Para Woolf, existen dos tipos de lectores supuestamente acreditados de los que hay que desconfiar. Primero, el lector académico. El título de su primer libro de ensayos, El lector común, es una referencia a Samuel Johnson, quien recelaba de los profesores llenos de prejuicios literarios y su engañosa erudición. “Permitir que unas autoridades, por muy cubiertas de pieles sedosas y muy togadas que estén, entren en nuestras bibliotecas y dejar que nos digan cómo leer, qué leer, qué valor dar a lo que leemos es destruir el espíritu de libertad que se respira en esos santuarios”. A eso, le opone el lector común quien “lee por placer” y que “nunca cesa, mientras lee, de levantar un entramado tambaleante y destartalado que le dará la satisfacción temporal de asemejarse al objeto auténtico lo suficiente para permitirse el afecto, la risa y la discusión”.
Por otra parte, Woolf ataca a la crítica periodística.
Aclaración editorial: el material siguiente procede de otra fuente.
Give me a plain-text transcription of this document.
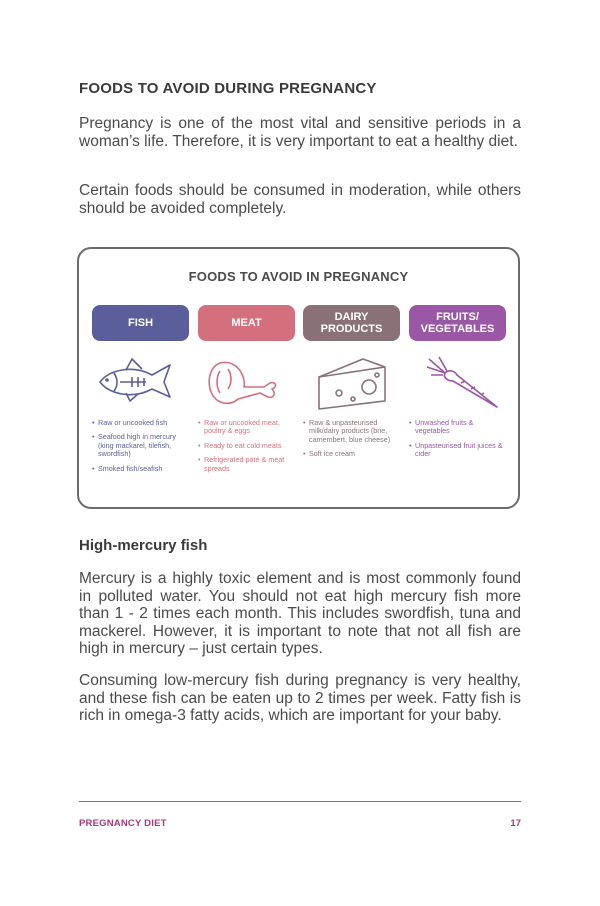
FOODS TO AVOID DURING PREGNANCY

Pregnancy is one of the most vital and sensitive periods in a woman’s life. Therefore, it is very important to eat a healthy diet.

Certain foods should be consumed in moderation, while others should be avoided completely.

FOODS TO AVOID IN PREGNANCY
FISH	MEAT	DAIRY PRODUCTS
FRUITS/ VEGETABLES
• Raw or uncooked fish
• Seafood high in mercury (king mackarel, tilefish, swordfish)
• Smoked fish/seafish
• Raw or uncooked meat, poultry & eggs
• Ready to eat cold meats
• Refrigerated paté & meat spreads
• Raw & unpasteurised milk/dairy products (brie, camembert, blue cheese)
• Soft ice cream
• Unwashed fruits & vegetables
• Unpasteurised fruit juices & cider
High-mercury fish

Mercury is a highly toxic element and is most commonly found in polluted water. You should not eat high mercury fish more than 1 - 2 times each month. This includes swordfish, tuna and mackerel. However, it is important to note that not all fish are high in mercury – just certain types.

Consuming low-mercury fish during pregnancy is very healthy, and these fish can be eaten up to 2 times per week. Fatty fish is rich in omega-3 fatty acids, which are important for your baby.

PREGNANCY DIET	17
Sabía de lo que hablaba, pues escribió más de seiscientos artículos para la prensa, de los cuales innumerables reseñas críticas. Su principal objeción es que el reseñador es una persona que va con prisa y que debe “escribir demasiado y demasiado a menudo”. En tales condiciones es difícil realizar una lectura productiva de un libro, sabiendo además lo “ imposible” que es para “los vivos juzgar las obras de los vivos”. En un ensayo titulado “Reseñar”, Woolf imagina, con su habitual humor, una horda de reseñadores convertidos, con el paso de los años, en “resumidores” (resumirán únicamente la trama) y, posteriormente, en “probadores” (le pondrán un sello al libro, “un asterisco para indicar aprobación y una daga para indicar desaprobación”). Asimismo, Woolf señala que las reseñas suelen tratar sobre autores vivos, que son amigos o enemigos. “El reseñador sabe que tiene obstáculos, distracciones y prejuicios”. La crítica periodística se inserta en un juego de relaciones, en el qué dirán, alejada, por tanto, de una lectura pura y desinteresada.
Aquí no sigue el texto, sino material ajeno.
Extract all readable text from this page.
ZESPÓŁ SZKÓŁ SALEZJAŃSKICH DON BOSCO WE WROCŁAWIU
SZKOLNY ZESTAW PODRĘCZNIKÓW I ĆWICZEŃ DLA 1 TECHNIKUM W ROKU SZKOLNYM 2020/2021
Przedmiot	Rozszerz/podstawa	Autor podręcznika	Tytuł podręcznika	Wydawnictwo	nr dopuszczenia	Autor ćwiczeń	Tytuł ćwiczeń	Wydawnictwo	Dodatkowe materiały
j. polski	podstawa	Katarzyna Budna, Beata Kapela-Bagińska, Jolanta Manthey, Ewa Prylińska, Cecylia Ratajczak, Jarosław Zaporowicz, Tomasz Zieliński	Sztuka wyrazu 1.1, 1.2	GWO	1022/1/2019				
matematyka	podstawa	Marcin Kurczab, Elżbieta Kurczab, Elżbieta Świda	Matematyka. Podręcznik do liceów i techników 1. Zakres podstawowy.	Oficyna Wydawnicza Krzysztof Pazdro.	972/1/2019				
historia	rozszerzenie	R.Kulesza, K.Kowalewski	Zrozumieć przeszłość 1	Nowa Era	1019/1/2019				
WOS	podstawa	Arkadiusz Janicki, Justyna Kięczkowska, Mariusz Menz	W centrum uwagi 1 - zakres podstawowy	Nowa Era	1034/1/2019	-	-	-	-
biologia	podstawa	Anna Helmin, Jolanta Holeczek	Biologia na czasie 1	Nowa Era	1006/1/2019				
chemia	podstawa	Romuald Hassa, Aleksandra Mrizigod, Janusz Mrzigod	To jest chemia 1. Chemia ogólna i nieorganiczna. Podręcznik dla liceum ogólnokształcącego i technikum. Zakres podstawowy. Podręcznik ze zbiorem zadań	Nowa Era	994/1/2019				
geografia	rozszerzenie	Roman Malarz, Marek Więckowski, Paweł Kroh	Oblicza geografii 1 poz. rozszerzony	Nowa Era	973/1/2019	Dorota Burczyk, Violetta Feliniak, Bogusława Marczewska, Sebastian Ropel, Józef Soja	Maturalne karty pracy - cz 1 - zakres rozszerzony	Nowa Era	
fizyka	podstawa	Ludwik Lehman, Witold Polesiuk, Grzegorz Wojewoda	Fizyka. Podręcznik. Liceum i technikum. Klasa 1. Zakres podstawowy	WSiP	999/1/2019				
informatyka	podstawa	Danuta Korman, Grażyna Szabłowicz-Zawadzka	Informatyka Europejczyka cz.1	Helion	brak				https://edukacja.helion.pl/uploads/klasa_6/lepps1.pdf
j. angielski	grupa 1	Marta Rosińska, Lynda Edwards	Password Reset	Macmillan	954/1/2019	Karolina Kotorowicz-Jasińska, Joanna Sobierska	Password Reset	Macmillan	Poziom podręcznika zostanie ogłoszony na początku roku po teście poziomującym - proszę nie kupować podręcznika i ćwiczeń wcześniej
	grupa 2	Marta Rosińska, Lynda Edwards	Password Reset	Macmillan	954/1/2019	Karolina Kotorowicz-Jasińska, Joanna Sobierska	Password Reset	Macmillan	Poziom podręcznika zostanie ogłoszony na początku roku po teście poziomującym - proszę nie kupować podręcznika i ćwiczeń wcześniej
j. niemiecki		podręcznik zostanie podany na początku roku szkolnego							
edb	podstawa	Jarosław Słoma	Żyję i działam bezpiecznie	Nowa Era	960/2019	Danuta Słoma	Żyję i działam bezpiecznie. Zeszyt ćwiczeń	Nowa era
Woolf desconfía de aquellas lecturas motivadas por factores ajenos al propio placer del lector. Lecturas cuya finalidad consiste en encajar y no meter la pata. Lecturas que buscan, a veces inconscientemente, la aprobación del entorno en el que se realizan. Un lector no lee lo que quiere, sino lo que supone que los otros esperan de él. Parafraseando a Nieszche, no deberíamos leer ni un solo crítico más al que se le note que quería hacer un libro, un artículo: tan solo a aquellos cuyos pensamientos de improviso se volvieron libro o artículo. Decía Valéry que “solo leemos a fondo lo que leemos por motivos personales”. Y Woolf definía sus ensayos como “crítica no profesional”.
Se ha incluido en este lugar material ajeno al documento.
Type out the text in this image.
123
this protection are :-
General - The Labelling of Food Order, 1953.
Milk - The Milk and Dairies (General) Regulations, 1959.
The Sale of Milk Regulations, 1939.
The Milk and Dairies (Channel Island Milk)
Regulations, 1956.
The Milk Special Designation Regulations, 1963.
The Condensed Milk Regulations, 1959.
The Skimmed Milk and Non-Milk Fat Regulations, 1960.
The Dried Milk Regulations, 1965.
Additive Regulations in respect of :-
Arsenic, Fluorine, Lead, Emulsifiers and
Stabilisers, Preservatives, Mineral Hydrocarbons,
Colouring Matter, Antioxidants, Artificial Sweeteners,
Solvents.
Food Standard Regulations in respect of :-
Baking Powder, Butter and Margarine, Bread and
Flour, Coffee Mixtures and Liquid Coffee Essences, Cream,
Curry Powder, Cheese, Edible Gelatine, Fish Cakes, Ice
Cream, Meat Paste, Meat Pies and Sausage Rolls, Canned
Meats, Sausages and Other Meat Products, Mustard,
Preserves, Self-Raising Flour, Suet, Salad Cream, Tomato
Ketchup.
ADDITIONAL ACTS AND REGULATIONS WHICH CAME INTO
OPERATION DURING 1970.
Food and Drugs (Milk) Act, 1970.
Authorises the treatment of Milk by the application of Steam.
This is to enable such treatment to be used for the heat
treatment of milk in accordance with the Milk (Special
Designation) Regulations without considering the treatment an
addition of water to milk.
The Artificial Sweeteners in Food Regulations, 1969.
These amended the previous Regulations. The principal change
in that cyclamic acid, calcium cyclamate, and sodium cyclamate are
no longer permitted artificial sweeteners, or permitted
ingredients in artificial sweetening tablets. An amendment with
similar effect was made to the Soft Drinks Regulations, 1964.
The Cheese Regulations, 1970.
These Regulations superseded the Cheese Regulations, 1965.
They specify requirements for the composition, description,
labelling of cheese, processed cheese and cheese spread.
La noción clave, para ella, es la de honestidad. Entre tantos académicos y reseñistas, busca la figura del lector honesto, aquel capaz de deshacerse de categorías preestablecidas, de la mirada de los demás y escucharse a sí mismo. En Una habitación propia, Woolf defiende la ardua libertad de pensar en las cosas tal como son: “Ese edificio, sin ir más lejos, ¿me gusta o no me gusta? Ese cuadro, ¿es bonito o no lo es? Ese libro, ¿es a mi juicio bueno o no?” La mayoría de las personas no leen, creen leer. Miran al costado para saber si un libro es bueno. Buscan confirmación en solapas, fajas de libros, reseñas o tweets. Incluso antes de haber leído el libro. Requiere mucha valentía y preparación para leer honestamente, a la manera de Robinson Crusoe en la isla desierta, es decir, como un lector necesitado, despojado de sus bienes, ligero de ropa y tirado a la deriva. Decía Flaubert que era necesario beber océanos y orinarlos después.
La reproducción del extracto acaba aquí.